Any disruptions in the legislative process toward infrastructure stimulus could spark additional bouts of volatility.
We see opportunities in developed non-U.S. markets, particularly in Europe, which appears relatively inexpensive and should benefit from improved vaccination rates, solid earnings growth and a more cyclically oriented economy. In the U.S., reflation and expectations for higher yields could bolster returns for small caps, while select industrial companies should benefit from still-improving economic growth. We are also bullish on emerging markets, specifically Brazil and areas such as China’s lodging and gaming sectors, which stand to benefit from easing travel restrictions.
In focus: ‘Banking’ on European recovery and growth
The financials sector has been one of the best performing this year, returning 25%, thanks to rising rates and impeccable balance sheets. Earnings growth expectations for financials topped 115% year-over-year, driven by U.S. banks whose rate topped 300%. Although this extraordinary figure includes one-time reserve releases, these actions build capital that allow banks to grow or return capital to shareholders.
We currently view U.S. banks as fairly valued, with share prices seeming to account for a stronger economy, a solid operating environment and a steepening yield curve. However, optimism is waning of late and the 10-year Treasury yield has fallen from 1.7% in March to 1.3% lately. That leaves bank valuations around 5% above their prior peak in February 2018, when the 10-year yield was 2.7%. Though we expect fundamentals to improve and meet these price levels over time, near-term trends look challenging.

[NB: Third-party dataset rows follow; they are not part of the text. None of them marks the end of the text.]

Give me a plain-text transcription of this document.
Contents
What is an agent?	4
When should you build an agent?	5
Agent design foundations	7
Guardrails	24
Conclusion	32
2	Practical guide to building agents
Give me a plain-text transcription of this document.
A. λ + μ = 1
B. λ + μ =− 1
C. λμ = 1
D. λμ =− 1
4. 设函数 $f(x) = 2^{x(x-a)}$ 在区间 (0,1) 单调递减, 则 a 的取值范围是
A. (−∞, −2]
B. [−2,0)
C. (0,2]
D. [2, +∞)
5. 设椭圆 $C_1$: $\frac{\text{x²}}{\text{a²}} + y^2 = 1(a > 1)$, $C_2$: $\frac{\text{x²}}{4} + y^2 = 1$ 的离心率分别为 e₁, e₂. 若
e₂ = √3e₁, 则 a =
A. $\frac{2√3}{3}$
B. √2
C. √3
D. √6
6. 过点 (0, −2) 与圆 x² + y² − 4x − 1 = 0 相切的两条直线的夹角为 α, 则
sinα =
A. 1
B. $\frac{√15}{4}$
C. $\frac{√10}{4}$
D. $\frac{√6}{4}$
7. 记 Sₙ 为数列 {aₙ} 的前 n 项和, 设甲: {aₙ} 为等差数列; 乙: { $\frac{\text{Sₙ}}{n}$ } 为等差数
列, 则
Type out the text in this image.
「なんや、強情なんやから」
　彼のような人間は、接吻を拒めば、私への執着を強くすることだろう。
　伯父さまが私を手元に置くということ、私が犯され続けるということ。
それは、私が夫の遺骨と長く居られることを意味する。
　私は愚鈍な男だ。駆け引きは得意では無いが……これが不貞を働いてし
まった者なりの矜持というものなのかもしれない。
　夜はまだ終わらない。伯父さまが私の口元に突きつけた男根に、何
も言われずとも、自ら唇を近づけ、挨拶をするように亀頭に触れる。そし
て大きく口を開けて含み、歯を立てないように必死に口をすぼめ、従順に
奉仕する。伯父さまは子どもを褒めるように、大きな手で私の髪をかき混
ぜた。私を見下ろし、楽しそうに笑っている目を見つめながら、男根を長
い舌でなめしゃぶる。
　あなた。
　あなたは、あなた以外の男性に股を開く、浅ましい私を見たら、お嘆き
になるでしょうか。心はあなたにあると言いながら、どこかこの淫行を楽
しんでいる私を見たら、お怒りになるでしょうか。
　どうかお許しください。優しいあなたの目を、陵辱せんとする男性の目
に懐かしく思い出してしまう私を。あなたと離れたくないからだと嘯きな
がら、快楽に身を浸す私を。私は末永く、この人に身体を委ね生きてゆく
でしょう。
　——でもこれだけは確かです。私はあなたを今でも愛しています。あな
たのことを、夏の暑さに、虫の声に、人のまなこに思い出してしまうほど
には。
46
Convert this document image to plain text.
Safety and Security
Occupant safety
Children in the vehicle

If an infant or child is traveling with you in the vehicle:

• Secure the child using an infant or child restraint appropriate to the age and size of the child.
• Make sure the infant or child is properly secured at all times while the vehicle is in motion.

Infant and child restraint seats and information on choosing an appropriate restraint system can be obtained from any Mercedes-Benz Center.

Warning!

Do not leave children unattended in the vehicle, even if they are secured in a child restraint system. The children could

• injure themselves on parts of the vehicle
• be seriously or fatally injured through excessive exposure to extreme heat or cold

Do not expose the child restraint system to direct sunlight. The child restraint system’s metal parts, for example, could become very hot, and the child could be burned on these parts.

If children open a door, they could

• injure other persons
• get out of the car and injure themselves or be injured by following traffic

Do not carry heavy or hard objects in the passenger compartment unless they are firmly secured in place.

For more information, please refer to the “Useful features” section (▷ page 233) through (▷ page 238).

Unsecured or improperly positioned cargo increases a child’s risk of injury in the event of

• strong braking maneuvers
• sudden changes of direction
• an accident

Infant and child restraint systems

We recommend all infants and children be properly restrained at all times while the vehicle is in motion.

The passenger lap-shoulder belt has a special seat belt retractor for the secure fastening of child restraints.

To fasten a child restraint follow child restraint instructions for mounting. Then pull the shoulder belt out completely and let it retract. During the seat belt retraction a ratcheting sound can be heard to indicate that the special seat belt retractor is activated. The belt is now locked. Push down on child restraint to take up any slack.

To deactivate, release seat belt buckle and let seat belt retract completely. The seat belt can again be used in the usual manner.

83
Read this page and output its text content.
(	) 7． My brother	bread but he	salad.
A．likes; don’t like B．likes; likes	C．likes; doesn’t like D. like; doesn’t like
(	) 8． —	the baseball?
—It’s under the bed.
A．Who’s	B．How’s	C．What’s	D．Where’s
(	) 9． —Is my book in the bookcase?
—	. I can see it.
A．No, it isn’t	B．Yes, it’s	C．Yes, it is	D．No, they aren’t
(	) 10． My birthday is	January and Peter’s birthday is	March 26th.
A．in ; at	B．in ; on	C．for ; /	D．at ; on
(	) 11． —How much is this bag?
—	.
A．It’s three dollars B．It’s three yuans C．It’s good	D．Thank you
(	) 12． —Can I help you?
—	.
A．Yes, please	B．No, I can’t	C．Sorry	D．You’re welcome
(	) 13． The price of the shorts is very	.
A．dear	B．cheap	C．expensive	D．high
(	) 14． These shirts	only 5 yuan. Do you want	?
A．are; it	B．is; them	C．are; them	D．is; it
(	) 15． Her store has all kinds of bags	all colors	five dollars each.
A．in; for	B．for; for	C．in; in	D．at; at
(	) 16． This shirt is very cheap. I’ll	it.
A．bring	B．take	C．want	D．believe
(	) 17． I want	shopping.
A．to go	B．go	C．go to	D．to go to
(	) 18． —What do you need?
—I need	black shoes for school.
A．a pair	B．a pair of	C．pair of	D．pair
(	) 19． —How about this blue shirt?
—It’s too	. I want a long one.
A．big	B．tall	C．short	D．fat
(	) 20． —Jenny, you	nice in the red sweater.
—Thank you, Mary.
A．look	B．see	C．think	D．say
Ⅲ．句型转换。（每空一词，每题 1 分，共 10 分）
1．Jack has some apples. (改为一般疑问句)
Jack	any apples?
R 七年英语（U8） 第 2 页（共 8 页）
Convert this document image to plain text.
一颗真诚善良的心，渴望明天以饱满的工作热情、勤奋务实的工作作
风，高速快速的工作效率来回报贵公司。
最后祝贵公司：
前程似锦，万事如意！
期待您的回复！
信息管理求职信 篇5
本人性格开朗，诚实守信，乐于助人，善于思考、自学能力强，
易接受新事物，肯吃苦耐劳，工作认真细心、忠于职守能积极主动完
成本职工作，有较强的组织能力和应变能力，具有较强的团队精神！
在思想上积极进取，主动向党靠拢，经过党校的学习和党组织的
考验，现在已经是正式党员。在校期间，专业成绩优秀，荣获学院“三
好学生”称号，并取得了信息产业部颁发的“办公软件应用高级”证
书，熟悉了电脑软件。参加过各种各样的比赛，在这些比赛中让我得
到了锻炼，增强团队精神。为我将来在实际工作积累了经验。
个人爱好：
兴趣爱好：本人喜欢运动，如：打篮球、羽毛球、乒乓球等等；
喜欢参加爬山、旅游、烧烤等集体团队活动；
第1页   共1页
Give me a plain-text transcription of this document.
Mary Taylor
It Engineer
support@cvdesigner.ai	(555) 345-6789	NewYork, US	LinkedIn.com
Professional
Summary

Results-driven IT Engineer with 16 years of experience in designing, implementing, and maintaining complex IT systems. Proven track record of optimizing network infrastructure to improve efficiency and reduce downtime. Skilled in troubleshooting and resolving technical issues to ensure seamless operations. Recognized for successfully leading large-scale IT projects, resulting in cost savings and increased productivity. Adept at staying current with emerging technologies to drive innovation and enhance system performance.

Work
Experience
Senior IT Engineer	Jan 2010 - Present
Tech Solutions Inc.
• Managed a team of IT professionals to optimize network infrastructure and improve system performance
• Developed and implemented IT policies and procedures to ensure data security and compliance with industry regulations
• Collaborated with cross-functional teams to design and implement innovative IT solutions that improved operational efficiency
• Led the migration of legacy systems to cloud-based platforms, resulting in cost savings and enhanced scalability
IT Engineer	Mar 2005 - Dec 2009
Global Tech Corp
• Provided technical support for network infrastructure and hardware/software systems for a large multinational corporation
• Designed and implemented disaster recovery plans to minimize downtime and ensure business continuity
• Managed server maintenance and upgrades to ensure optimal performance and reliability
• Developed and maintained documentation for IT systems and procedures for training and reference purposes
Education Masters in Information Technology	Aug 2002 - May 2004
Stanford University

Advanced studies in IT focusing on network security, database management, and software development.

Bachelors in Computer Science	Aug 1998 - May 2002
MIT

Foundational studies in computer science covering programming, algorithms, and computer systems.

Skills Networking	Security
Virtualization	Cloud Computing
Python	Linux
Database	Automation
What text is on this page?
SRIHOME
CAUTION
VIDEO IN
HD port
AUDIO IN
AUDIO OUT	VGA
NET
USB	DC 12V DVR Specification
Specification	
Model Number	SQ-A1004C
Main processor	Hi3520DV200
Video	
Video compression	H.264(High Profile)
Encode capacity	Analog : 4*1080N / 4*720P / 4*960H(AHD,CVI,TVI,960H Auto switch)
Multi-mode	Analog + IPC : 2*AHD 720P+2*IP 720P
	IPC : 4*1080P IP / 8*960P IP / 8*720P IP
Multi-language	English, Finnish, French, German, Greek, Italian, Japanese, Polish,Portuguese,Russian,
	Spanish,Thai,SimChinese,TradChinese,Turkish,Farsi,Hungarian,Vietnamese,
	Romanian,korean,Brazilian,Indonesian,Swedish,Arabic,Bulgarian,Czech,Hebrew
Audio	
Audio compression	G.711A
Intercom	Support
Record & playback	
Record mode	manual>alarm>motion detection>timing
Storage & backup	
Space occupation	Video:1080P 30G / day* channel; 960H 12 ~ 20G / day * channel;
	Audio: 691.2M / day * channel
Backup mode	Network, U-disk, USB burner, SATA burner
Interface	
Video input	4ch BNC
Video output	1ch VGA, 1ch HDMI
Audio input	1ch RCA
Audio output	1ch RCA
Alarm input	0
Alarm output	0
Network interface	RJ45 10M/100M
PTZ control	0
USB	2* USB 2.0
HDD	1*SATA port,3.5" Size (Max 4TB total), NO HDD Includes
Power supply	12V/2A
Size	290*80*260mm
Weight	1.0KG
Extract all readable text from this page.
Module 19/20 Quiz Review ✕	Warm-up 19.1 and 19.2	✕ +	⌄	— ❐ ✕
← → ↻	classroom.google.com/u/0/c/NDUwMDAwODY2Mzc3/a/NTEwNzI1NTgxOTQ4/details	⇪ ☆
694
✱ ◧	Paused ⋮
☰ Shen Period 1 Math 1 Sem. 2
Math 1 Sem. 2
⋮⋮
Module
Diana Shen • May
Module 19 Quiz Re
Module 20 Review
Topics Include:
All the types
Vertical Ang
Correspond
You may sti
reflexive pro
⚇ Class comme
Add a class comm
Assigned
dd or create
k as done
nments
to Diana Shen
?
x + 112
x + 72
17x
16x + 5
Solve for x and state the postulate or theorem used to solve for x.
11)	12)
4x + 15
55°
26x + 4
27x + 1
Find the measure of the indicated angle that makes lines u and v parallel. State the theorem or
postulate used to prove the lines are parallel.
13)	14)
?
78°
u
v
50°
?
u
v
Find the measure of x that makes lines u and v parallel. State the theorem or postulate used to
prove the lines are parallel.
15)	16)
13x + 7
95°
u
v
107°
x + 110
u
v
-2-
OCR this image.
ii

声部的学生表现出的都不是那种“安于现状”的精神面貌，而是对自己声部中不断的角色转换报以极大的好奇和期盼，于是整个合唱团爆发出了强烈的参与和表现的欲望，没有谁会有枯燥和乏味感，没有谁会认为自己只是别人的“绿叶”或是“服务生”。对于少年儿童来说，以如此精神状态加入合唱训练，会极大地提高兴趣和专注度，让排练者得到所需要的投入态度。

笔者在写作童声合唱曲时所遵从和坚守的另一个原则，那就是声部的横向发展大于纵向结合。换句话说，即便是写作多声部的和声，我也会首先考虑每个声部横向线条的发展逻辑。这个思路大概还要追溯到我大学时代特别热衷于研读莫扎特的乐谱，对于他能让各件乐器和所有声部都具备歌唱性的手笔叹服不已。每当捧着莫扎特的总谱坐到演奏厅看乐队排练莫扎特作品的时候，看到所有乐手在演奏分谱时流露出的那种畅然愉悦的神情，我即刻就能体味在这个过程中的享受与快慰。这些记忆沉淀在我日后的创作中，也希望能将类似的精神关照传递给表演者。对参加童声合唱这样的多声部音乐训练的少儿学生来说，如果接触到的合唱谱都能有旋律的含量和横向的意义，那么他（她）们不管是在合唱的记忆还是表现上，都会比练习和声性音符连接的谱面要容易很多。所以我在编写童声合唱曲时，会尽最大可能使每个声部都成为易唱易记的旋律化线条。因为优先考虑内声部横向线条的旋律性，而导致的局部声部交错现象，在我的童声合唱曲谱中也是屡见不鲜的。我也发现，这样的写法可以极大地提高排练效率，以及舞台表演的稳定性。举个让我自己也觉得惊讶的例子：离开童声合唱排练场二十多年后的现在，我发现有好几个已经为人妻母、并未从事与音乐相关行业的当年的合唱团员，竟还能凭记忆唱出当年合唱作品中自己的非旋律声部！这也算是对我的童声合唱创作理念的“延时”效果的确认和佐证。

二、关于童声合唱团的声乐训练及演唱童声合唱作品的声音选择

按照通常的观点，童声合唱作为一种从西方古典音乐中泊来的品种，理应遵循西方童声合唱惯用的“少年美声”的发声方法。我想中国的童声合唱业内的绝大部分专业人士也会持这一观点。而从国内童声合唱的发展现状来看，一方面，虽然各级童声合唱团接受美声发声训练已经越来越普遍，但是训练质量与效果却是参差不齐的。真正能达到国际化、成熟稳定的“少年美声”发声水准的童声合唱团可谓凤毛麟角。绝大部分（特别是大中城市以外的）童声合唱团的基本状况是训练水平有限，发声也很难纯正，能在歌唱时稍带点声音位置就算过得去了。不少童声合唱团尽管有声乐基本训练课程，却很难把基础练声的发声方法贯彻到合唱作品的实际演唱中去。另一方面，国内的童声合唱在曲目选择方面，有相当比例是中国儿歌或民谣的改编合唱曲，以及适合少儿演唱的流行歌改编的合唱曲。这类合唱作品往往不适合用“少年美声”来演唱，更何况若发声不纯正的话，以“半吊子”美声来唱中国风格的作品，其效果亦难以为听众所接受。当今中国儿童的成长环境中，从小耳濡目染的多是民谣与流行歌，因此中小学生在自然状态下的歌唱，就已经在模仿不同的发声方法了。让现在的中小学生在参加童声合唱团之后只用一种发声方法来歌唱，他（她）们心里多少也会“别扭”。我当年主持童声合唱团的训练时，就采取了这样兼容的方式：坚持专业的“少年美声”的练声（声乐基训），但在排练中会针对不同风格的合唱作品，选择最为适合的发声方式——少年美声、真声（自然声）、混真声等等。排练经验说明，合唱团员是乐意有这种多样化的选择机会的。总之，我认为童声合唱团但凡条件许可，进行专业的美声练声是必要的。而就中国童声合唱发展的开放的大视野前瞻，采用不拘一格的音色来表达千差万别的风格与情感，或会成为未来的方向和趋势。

With this in mind, we reiterate our expectation for outperformance by non-U.S. stocks, including European banks, through the rest of 2021. Banks in Europe are accustomed to operating in a negative rate environment, so they are less likely to face significant headwinds from low yields. Additionally, given more attractive valuations and expectations for higher capital returns, sentiment for European banks could improve dramatically as Europe reopens.